Geografias do Adeus
I. O Fogo dos Começos
Eram dois corpos mapa, desenhando rotas
no sal do suor, no vinho das manhãs.
O amor era verbo sem passado:
riso que incendiava a noite,
milagre de se encontrar em cada esquina da pele.
II. Ausências Necessárias
Primeiro, as malas foram só visitas breves —
horas contadas em aeroportos, calendários
cheios de cruzamentos a lápis.
Ele trouxe flores de outros fusos;
ela guardou as pétalas como promessas.
III. A Matemática do Desvio
Até que os motivos se alongaram em silêncios.
As palavras dela viraram barcos de papel
— navegavam, mas nunca aportavam nele.
Os olhos dela aprenderam a colecionar tempestades;
as mãos dele viraram museu do que já foi tato.
IV. O Terramoto Sob o Sofá
Um nome que não era o seu escorregou
na conversa, tremor na voz dela.
Ele perguntou ao espelho:
“Quando é que o amor vira acidente geográfico?”
A resposta veio em rios secos e copos vazios.
V. O Amor Impossível como Religião
Ela se confessou a um deus sem altar —
homem de aliança, sorriso emprestado.
Amou nas frestas, fez do segredo um altar.
Escreveu cartas a uma sombra,
enquanto ele apagava fotos como velas.
VI. O Luto dos que Ficaram no Porto
Ele chorou em língua de naufrágio,
contou as estrelas que faltavam no céu dela.
Aprendeu que saudade é um verbo no passado
que teima em conjugar-se no presente.
Até que um dia, a dor virou farrapos.
VII. A Liberdade que Parece Derrota
Ela, por fim, entendeu que conquistara
apenas um eco de um homem dividido.
Ofereceu todas as suas primaveras
a quem só sabia habitar o inverno.
Restou-lhe o sabor amargo de ser só passagem.

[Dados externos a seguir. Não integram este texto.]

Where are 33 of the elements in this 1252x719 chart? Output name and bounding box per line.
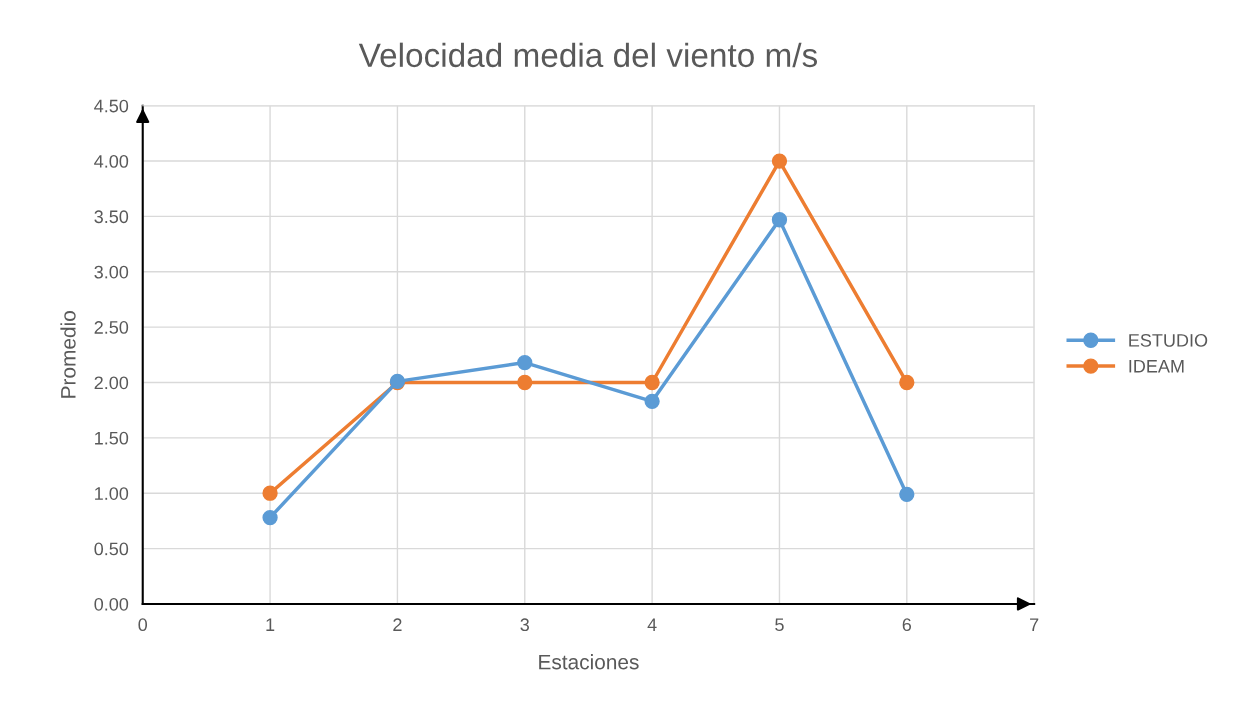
y-tick-label: 0.00 <box>94 597 129 611</box>
point <box>517 374 533 391</box>
point <box>899 486 915 502</box>
x-tick-label: 3 <box>520 618 529 632</box>
y-tick-label: 3.00 <box>94 265 129 279</box>
y-tick-label: 1.00 <box>95 487 129 500</box>
x-tick-label: 0 <box>138 618 148 632</box>
y-tick-label: 4.50 <box>94 99 129 113</box>
x-tick-label: 6 <box>902 618 912 632</box>
x-tick-label: 1 <box>266 618 275 631</box>
x-axis-title: Estaciones <box>539 654 639 670</box>
point <box>517 354 533 371</box>
point <box>262 509 278 526</box>
y-tick-label: 3.50 <box>94 210 129 224</box>
point <box>262 485 278 501</box>
point <box>899 374 915 391</box>
x-tick-label: 2 <box>393 618 402 631</box>
legend-label: ESTUDIO <box>1129 333 1208 347</box>
point <box>644 393 660 409</box>
x-tick-label: 4 <box>647 618 657 631</box>
y-tick-label: 4.00 <box>94 154 129 168</box>
point <box>771 153 788 169</box>
point <box>644 374 660 391</box>
y-tick-label: 0.50 <box>94 542 129 556</box>
chart-title: Velocidad media del viento m/s <box>358 42 818 68</box>
y-axis-title: Promedio <box>60 311 76 398</box>
x-tick-label: 7 <box>1030 618 1039 631</box>
y-tick-label: 2.50 <box>94 321 129 334</box>
y-tick-label: 2.00 <box>94 376 129 390</box>
y-tick-label: 1.50 <box>95 431 129 445</box>
point <box>771 212 788 228</box>
legend-label: IDEAM <box>1129 360 1184 373</box>
x-tick-label: 5 <box>775 618 784 632</box>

VIII. O Regresso ao Centro
Ele, após enterrar o nós em terras baldias,
redescobriu a gramática do sol.
Cicatrizou o atlas do peito com sal e vento.
A vida, afinal, era um rio que não precisava
de margens para ser inteiro.
IX. Epílogo: As Geografias que Restam
Hoje, ele caminha sem bússola,
carrega o amor como horizonte, não como âncora.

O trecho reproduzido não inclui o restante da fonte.